L’arme de Jean remonta et alla rouvrir le menton de Damien, qui ne ressentit même pas la douleur. D’un mouvement brusque, il tenta d’attraper son arme, mais Jean écrasa sa main, puis lui assena un coup de pommeau sur sa tempe. Avant de s’évanouir, Damien eut le temps d’entendre les derniers mots de Jean.

-       -  Dans la merde. »

* * *

 

            Il avait finalement grandi, même s’il restait toujours relativement chétif. Lorsqu’il eut quinze ans, son père mourut. Soulagé désormais des innombrables corvées que lui imposait celui-ci, satisfait – triomphant – d’avoir survécu à son géniteur, Damien s’entraînait le plus possible, tandis que les autres enfants apprenaient peu à peu ce qui serait leur futur métier.

            A dix-huit ans, il avait brûlé la maisonnette où il logeait jusque là pour aller vivre dans la forêt située non loin, étriquée, touffue, habitée de multiples animaux, et ô combien plus accueillante pour lui que le village. Il se nourrissait de rongeurs, de glands et de noisettes, et le temps qu’il ne passait pas à s’entraîner à manier sa flamberge, il le dépensait à confectionner tant bien que mal un petit arc et à apprendre à s’en servir. Au fur et à mesure de son entraînement, son corps chétif devint sec et agile, ses cheveux se muèrent en une crinière noire et sa rancune en soif de vengeance.
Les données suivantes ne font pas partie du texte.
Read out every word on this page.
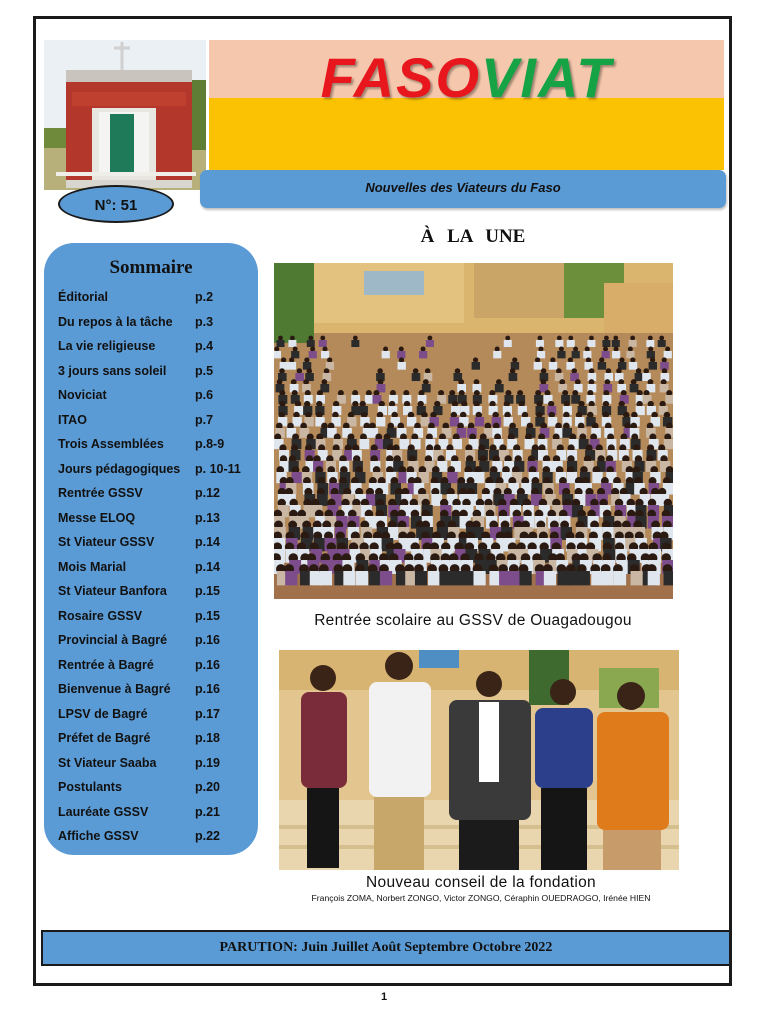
FASOVIAT
Nouvelles des Viateurs du Faso
N°: 51
À LA UNE
Sommaire
Éditorial	p.2
Du repos à la tâche p.3
La vie religieuse	p.4
3 jours sans soleil p.5
Noviciat	p.6
ITAO	p.7
Trois Assemblées p.8-9
Jours pédagogiques p. 10-11
Rentrée GSSV	p.12
Messe ELOQ	p.13
St Viateur GSSV	p.14
Mois Marial	p.14
St Viateur Banfora p.15
Rosaire GSSV	p.15
Provincial à Bagré p.16
Rentrée à Bagré	p.16
Bienvenue à Bagré p.16
LPSV de Bagré	p.17
Préfet de Bagré	p.18
St Viateur Saaba	p.19
Postulants	p.20
Lauréate GSSV	p.21
Affiche GSSV	p.22
Rentrée scolaire au GSSV de Ouagadougou
Nouveau conseil de la fondation
François ZOMA, Norbert ZONGO, Victor ZONGO, Céraphin OUEDRAOGO, Irénée HIEN
PARUTION: Juin Juillet Août Septembre Octobre 2022
1
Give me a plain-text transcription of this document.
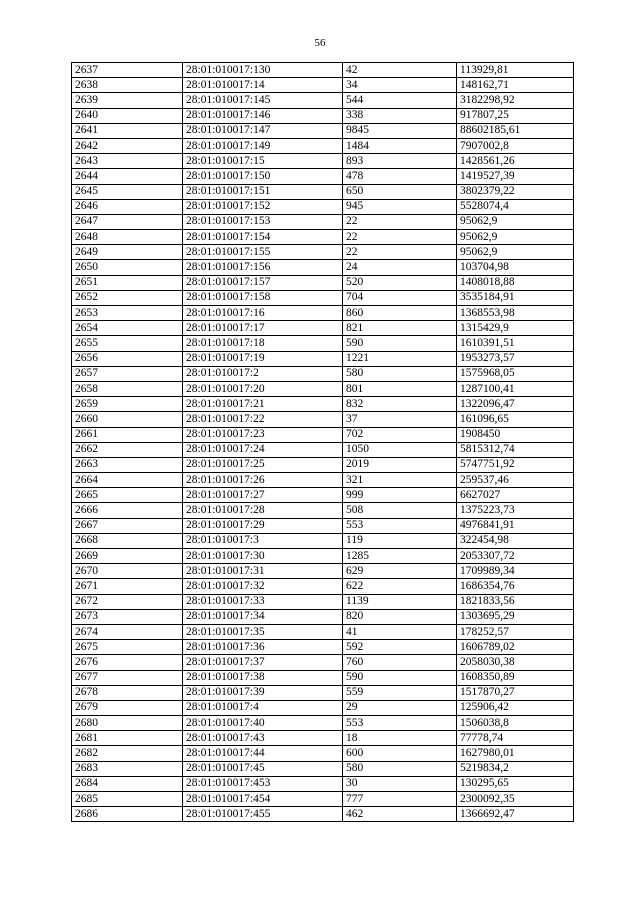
56
2637	28:01:010017:130	42	113929,81
2638	28:01:010017:14	34	148162,71
2639	28:01:010017:145	544	3182298,92
2640	28:01:010017:146	338	917807,25
2641	28:01:010017:147	9845	88602185,61
2642	28:01:010017:149	1484	7907002,8
2643	28:01:010017:15	893	1428561,26
2644	28:01:010017:150	478	1419527,39
2645	28:01:010017:151	650	3802379,22
2646	28:01:010017:152	945	5528074,4
2647	28:01:010017:153	22	95062,9
2648	28:01:010017:154	22	95062,9
2649	28:01:010017:155	22	95062,9
2650	28:01:010017:156	24	103704,98
2651	28:01:010017:157	520	1408018,88
2652	28:01:010017:158	704	3535184,91
2653	28:01:010017:16	860	1368553,98
2654	28:01:010017:17	821	1315429,9
2655	28:01:010017:18	590	1610391,51
2656	28:01:010017:19	1221	1953273,57
2657	28:01:010017:2	580	1575968,05
2658	28:01:010017:20	801	1287100,41
2659	28:01:010017:21	832	1322096,47
2660	28:01:010017:22	37	161096,65
2661	28:01:010017:23	702	1908450
2662	28:01:010017:24	1050	5815312,74
2663	28:01:010017:25	2019	5747751,92
2664	28:01:010017:26	321	259537,46
2665	28:01:010017:27	999	6627027
2666	28:01:010017:28	508	1375223,73
2667	28:01:010017:29	553	4976841,91
2668	28:01:010017:3	119	322454,98
2669	28:01:010017:30	1285	2053307,72
2670	28:01:010017:31	629	1709989,34
2671	28:01:010017:32	622	1686354,76
2672	28:01:010017:33	1139	1821833,56
2673	28:01:010017:34	820	1303695,29
2674	28:01:010017:35	41	178252,57
2675	28:01:010017:36	592	1606789,02
2676	28:01:010017:37	760	2058030,38
2677	28:01:010017:38	590	1608350,89
2678	28:01:010017:39	559	1517870,27
2679	28:01:010017:4	29	125906,42
2680	28:01:010017:40	553	1506038,8
2681	28:01:010017:43	18	77778,74
2682	28:01:010017:44	600	1627980,01
2683	28:01:010017:45	580	5219834,2
2684	28:01:010017:453	30	130295,65
2685	28:01:010017:454	777	2300092,35
2686	28:01:010017:455	462	1366692,47
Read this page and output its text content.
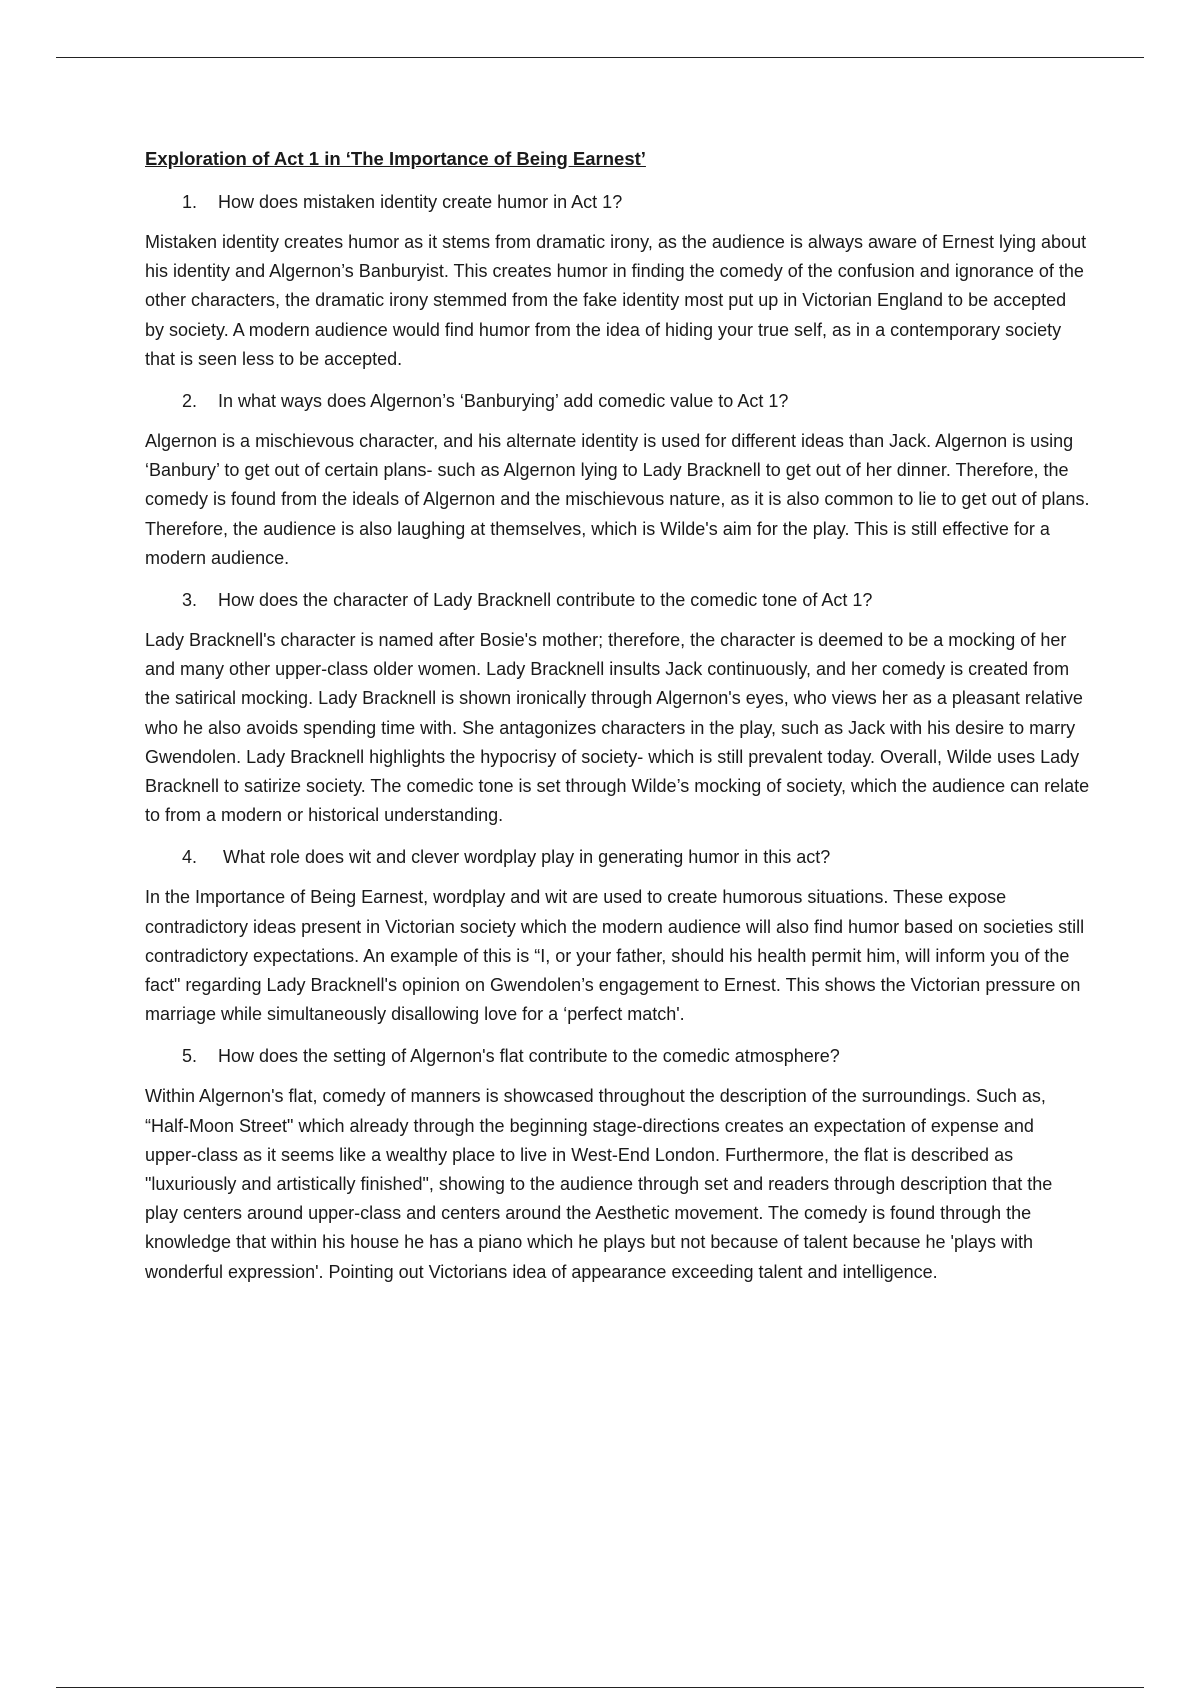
Exploration of Act 1 in ‘The Importance of Being Earnest’
1.	How does mistaken identity create humor in Act 1?

Mistaken identity creates humor as it stems from dramatic irony, as the audience is always aware of Ernest lying about his identity and Algernon’s Banburyist. This creates humor in finding the comedy of the confusion and ignorance of the other characters, the dramatic irony stemmed from the fake identity most put up in Victorian England to be accepted by society. A modern audience would find humor from the idea of hiding your true self, as in a contemporary society that is seen less to be accepted.

2.	In what ways does Algernon’s ‘Banburying’ add comedic value to Act 1?

Algernon is a mischievous character, and his alternate identity is used for different ideas than Jack. Algernon is using ‘Banbury’ to get out of certain plans- such as Algernon lying to Lady Bracknell to get out of her dinner. Therefore, the comedy is found from the ideals of Algernon and the mischievous nature, as it is also common to lie to get out of plans. Therefore, the audience is also laughing at themselves, which is Wilde's aim for the play. This is still effective for a modern audience.

3.	How does the character of Lady Bracknell contribute to the comedic tone of Act 1?

Lady Bracknell's character is named after Bosie's mother; therefore, the character is deemed to be a mocking of her and many other upper-class older women. Lady Bracknell insults Jack continuously, and her comedy is created from the satirical mocking. Lady Bracknell is shown ironically through Algernon's eyes, who views her as a pleasant relative who he also avoids spending time with. She antagonizes characters in the play, such as Jack with his desire to marry Gwendolen. Lady Bracknell highlights the hypocrisy of society- which is still prevalent today. Overall, Wilde uses Lady Bracknell to satirize society. The comedic tone is set through Wilde’s mocking of society, which the audience can relate to from a modern or historical understanding.

4.	What role does wit and clever wordplay play in generating humor in this act?

In the Importance of Being Earnest, wordplay and wit are used to create humorous situations. These expose contradictory ideas present in Victorian society which the modern audience will also find humor based on societies still contradictory expectations. An example of this is “I, or your father, should his health permit him, will inform you of the fact" regarding Lady Bracknell's opinion on Gwendolen’s engagement to Ernest. This shows the Victorian pressure on marriage while simultaneously disallowing love for a ‘perfect match'.

5.	How does the setting of Algernon's flat contribute to the comedic atmosphere?

Within Algernon's flat, comedy of manners is showcased throughout the description of the surroundings. Such as, “Half-Moon Street" which already through the beginning stage-directions creates an expectation of expense and upper-class as it seems like a wealthy place to live in West-End London. Furthermore, the flat is described as "luxuriously and artistically finished", showing to the audience through set and readers through description that the play centers around upper-class and centers around the Aesthetic movement. The comedy is found through the knowledge that within his house he has a piano which he plays but not because of talent because he 'plays with wonderful expression'. Pointing out Victorians idea of appearance exceeding talent and intelligence.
Il vécut en ermite pendant plusieurs années – cinq, six ? Impossible de le déterminer – de telle sorte que, en fin de compte, les villageois l’oublièrent ou crurent qu’il était mort. Personne ne s’émut de sa disparition.

            Puis, un jour, un homme vêtu de noir, dont le front s’ornait d’une cicatrice représentant un soleil, était venu le chercher pour lui proposer un contrat, que Damien avait accepté avec une joie sauvage.

 

* * *

« Toi !

Les yeux de Jean s’écarquillèrent lorsqu’ils croisèrent ceux de Damien, au milieu d’un chaos de cris, de fumée et de sang. Autour d’eux, miliciens et agents s’affrontaient, les premiers tombant un à un sous les coups des seconds. Les flammes rugissaient tout autour, et dans l’air rendu presque irrespirable, Jean suffoquait, tandis que Damien, un chiffon mouillé couvrant sa bouche et son nez, exultait.

-       -  Moi.

Ce disant, Damien approchait, laissant tranquillement traîner sa flamberge dans la terre. En face, Jean brandit sa rapière en tremblant et tenta une ultime raillerie.

-       -  Ah, je vois que ta larme est encore trop lourde pour un moucheron de ton espèce ! »

Et il s’élança vers Damien en hurlant, lequel esquiva l’assaut maladroit et, d’un seul coup circulaire de sa flamberge amoureusement affutée, découpa en deux le corps de celui qu’il avait haï depuis sa petite enfance. Il regarda les parties s’écraser sur le sol en vomissant le sang puis, soudain pris d’une rage frénétique, s’acharna sur le cadavre et le réduisit en charpie. Le visage et les vêtements couverts de sang, Damien s’arrêta soudain pour contempler les reflets des flammes sur sa lame, qui en devint presque aveuglante. Il promena son regard tout autour, vit les cadavres des villageois se vider de leur sang, les bâtiments s’écrouler, le feu s’élever jusqu’au ciel, et l’agent qui se rapprochait de lui.

« Il reste une gamine, qui joue dans les bois. Elle n’est au courant de rien. Nous te la laissons. »

Il s’éloigna sans attendre de réponse. Damien jeta encore un œil sur le visage mutilé de Jean, brandit sa lame et rit à gorge déployée pendant plusieurs minutes. Puis, un filet de bave s’écoulant de ses lèvres, il se mit à la recherche de sa proie inoffensive comme un animal qui partirait chasser.